Author/Authors :
FARJAMI, Zahra National Institute of Genetic Engineering and Biotechnology, Tehran, Iran , KHODAENIA, Negar National Institute of Genetic Engineering and Biotechnology, Tehran, Iran , EBRAHIMI, Neshat Laboratory of Cedars-Sinai Medical Center, Los Angeles, California, USA , ZAMANI, Gholamreza Pediatric Neurologist - Tehran University of Medical Sciences, Tehran, Iran , ASHNAEI, Amir Hosein Department of Modern Sciences and technologies - Faculty of Medicine - Mashhad University of Medical Sciences, Mashhad, Iran , GALEHDARI, Mohammad Department of Biology - Faculty of Sciences - North Tehran Branch, Islamic Azad University, Tehran, Iran , MORADYAR, Mehdi National Institute of Genetic Engineering and Biotechnology, Tehran, Iran , Massoud HOUSHMAND National Institute of Genetic Engineering and Biotechnology, Tehran, Iran
Abstract :
Congenital myasthenic syndrome (CMS) refers to a heterogeneous
group of inherited disorders, characterized by defective transmission
at the neuromuscular junction (NMJ).
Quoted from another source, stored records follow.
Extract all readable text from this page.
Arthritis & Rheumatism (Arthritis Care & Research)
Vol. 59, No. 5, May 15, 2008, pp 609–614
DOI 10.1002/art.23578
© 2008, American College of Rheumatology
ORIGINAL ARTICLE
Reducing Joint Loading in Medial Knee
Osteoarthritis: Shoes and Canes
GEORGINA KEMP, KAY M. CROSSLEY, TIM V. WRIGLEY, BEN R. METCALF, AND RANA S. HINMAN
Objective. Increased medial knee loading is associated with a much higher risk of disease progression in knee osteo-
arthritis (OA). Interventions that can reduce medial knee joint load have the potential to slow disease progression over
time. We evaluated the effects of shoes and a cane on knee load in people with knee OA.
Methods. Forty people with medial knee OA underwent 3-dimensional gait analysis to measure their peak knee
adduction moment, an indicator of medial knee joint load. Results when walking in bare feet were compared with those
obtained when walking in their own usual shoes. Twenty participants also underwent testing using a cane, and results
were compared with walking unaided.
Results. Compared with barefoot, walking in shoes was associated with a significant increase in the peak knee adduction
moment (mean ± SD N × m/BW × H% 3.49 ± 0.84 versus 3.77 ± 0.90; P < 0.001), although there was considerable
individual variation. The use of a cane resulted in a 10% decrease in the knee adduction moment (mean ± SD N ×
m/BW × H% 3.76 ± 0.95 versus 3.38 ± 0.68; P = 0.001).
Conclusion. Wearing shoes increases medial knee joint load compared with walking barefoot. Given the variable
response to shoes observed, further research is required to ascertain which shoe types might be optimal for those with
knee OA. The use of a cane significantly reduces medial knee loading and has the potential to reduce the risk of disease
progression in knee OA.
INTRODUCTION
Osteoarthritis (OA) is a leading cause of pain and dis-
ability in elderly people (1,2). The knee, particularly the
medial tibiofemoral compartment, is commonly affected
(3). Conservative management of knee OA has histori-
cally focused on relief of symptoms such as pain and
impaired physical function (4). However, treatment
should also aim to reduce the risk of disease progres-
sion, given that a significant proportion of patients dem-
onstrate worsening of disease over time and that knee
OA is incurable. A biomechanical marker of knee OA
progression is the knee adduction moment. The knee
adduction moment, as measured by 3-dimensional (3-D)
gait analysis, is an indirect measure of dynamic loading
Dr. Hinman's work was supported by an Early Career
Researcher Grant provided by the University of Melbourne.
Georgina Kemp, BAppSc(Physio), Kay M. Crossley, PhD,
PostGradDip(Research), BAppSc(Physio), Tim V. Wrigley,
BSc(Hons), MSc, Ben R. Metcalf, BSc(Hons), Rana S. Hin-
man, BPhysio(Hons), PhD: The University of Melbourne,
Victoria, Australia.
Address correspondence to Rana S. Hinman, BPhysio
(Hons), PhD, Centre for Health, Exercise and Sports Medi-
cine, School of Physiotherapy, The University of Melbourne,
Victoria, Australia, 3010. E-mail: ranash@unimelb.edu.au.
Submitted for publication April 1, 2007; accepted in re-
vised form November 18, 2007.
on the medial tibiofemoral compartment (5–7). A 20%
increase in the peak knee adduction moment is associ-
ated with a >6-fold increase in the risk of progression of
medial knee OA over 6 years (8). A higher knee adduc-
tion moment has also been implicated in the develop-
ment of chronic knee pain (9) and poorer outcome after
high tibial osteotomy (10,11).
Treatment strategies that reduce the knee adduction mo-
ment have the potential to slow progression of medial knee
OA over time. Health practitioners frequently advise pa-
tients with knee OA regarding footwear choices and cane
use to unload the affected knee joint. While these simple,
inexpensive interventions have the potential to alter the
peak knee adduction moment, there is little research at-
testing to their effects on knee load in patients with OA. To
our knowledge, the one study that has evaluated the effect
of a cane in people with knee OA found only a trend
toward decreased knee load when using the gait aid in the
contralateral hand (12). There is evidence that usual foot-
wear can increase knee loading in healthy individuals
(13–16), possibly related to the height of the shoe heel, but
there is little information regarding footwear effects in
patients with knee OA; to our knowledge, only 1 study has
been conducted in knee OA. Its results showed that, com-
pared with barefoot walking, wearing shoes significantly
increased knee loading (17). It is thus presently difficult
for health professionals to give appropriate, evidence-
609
Patients with CMS showed
similar muscle weakness, while other clinical manifestations are
mostly dependent on genetic factors. This disease, caused by different
DNA mutations, is genetically inherited. It is also associated with
mutations of genes at NMJ, involving the acetylcholine receptor
(AChR) subunits. Here, we present the case of a five-year-old Iranian
boy with CMS, undergoing targeted sequencing of a panel of genes,
associated with arthrogryposis and CMS. The patient had six affected
relatives in his genetic pedigree chart. The investigations indicated
a homozygous single base pair deletion at exon 12 of the CHRNE
gene (chr17:4802186delC). This region was conserved across
mammalian evolution and was not submitted to the 1000 Genomes
Project database. Overall, the CHRNE variant may be classified as a
significant variant in the etiology of CMS. It can be suggested that the
Iranian CMS population carry regional pathogenic mutations, which
can be detected via targeted and whole genome sequencing.